12 Eylül koşullarını hazırlayan dinci-gerici provokasyon ve katliamlar, darbe koşullarının zayıfladığı, devrimci mücadele ve toplumsal muhalefetin yeniden filizlenmeye başladığı ’90’larda yeniden devreye sokuldu. 12 Eylül sonrasındaki tüm katliam, işkence, yasak ve yapısal dönüşümlere rağmen, ’80’ler sonunda referandumla siyaset yasaklarının kaldırılması, SHP’nin zaferi, yeniden yükselen öğrenci hareketleri ve ’89 İşçi Baharı, başka bir ülke mücadelesinin silinemeyeceğinin kanıtı oldu. Tam da bu sebeple, başta ’70’lerin ülkücü çeteleri gibi kontrgerilla aygıtlarıyla yeni bir karanlık dönemin önü açıldı. Neoliberal sistemle, emperyalizmle çelişkili sol, Kemalist aydınlar katliamların hedefi oldu, Madımak’ta 35 insanımız, Maraş ve Çorum’daki aynı taktik ve provokasyonlarla, ülkücü-İslamcı çeteler eliyle katledildi.
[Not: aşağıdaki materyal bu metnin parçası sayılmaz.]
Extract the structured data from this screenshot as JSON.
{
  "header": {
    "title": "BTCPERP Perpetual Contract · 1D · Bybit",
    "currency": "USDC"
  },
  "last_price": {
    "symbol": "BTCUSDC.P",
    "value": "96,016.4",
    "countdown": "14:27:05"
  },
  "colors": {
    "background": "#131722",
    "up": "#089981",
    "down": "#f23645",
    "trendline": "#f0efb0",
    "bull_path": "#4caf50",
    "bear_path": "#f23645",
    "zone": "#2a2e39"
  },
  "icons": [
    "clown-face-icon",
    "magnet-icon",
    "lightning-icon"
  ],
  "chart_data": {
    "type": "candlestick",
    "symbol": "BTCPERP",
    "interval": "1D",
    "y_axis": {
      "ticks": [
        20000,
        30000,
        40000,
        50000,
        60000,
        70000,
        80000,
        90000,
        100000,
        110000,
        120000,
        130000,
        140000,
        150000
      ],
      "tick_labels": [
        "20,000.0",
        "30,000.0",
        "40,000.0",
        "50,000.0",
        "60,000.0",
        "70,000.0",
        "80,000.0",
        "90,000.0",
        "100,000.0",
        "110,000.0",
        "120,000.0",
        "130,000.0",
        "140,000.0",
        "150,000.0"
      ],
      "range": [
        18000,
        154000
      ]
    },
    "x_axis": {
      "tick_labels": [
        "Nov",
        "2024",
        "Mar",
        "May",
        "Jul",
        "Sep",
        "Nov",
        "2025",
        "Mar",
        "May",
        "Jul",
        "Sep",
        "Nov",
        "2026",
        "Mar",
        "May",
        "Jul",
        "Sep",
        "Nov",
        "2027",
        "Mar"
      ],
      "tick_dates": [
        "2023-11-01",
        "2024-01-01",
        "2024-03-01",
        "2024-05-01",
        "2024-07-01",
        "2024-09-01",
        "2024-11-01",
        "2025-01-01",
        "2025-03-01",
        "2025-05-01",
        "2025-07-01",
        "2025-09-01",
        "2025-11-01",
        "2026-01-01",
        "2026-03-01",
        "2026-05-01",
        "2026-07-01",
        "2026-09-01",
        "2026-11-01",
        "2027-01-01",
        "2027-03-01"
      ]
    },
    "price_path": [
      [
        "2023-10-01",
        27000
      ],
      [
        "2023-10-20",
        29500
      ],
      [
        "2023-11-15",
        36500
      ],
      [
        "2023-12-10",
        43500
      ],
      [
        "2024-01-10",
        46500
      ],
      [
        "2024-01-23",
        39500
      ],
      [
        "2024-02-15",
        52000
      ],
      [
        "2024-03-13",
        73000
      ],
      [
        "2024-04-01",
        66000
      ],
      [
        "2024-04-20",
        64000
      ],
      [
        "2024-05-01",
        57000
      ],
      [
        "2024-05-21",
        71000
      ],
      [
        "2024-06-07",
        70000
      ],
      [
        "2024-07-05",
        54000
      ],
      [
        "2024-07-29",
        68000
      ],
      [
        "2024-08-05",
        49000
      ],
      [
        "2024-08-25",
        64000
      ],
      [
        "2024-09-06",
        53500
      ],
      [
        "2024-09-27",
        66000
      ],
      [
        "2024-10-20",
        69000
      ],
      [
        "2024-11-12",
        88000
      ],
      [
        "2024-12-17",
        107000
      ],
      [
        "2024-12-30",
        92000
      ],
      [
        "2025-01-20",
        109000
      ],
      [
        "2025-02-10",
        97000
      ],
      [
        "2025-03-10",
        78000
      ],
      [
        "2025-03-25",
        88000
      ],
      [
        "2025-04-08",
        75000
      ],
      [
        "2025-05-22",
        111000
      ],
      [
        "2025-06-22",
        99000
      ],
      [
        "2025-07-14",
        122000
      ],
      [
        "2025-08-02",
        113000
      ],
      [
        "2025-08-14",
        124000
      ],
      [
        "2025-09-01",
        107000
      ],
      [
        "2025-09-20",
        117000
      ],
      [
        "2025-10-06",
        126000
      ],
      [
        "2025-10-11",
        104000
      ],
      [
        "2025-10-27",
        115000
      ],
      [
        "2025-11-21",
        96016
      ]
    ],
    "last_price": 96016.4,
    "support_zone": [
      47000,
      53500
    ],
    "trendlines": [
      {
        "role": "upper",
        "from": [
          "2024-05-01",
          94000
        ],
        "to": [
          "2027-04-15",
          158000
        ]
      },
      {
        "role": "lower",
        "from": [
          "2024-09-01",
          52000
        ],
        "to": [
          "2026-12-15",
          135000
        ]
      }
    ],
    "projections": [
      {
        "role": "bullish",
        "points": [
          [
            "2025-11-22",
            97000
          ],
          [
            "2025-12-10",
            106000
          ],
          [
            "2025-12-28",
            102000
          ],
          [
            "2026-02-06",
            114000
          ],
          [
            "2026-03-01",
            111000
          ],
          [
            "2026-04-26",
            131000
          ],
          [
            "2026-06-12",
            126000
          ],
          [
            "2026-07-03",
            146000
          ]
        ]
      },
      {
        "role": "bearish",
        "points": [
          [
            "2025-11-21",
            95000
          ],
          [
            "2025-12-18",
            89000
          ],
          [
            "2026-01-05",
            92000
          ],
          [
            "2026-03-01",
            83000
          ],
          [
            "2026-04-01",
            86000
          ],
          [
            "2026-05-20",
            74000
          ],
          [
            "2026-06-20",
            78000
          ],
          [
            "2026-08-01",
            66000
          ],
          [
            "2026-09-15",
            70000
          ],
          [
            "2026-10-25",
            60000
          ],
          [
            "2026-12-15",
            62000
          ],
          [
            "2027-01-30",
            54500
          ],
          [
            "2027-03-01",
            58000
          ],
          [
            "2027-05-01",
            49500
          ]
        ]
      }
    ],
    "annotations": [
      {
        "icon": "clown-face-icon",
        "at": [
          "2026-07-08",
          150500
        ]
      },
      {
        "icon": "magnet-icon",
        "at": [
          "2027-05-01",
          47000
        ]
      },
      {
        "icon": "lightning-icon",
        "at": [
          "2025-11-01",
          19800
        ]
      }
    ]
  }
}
7 Mart 1990’da gazeteci Çetin Emeç, arabasında kurşunlanarak katledildi. Saldırıyı Türk-İslam Tugayları isimli örgüt üstlendi. 4 Eylül 1990’da İslam’ın kökenine dair araştırmaları sebebiyle hedef alınan yazar Turan Dursun, evinin önünde uğradığı silahlı saldırıda yaşamını kaybetti. Bu saldırıyı da İslami Hareket Örgütü üstlendi. 6 Ekim 1990’da İslamcı örgütlenmelerin hedef gösterdiği Bahriye Üçok, evine gönderilen bombalı paketle katledildi. İslami Hareket Örgütü, “tesettür konusundaki düşünceleri yüzünden” Üçok’u “cezalandırdıklarını” açıkladı.

Sayısız aydının, gazetecinin, Alevi ve devrimci kesimlerin hedef aldığı bu karanlığın sonucu, toplumun muhafazakâr-laik kesişiminde bölünmesi, İslamcı çetelerin siyasal meşruiyet kazanması, sistem muhalifi sol aydınların tasfiyesi, nihayetinde de ’80’ler sonunda başlayan toplumsal muhalefetin sokaktan çekilmesi oldu. Tüm bu müdahaleler, sonucunda bugün içinde yaşadığımız karanlığa zemin oluşturdu. Geçtiğimiz 23 yılda da aynı mezhepçi saldırganlık farklı biçimlerde kendisini göstermeye devam ediyor. Yapılması gereken, bu toplumun Alevi-Sünni, Türk-Kürt tüm kesimleriyle birleşen, bütüncül bir halk muhalefetini yaratabilmek.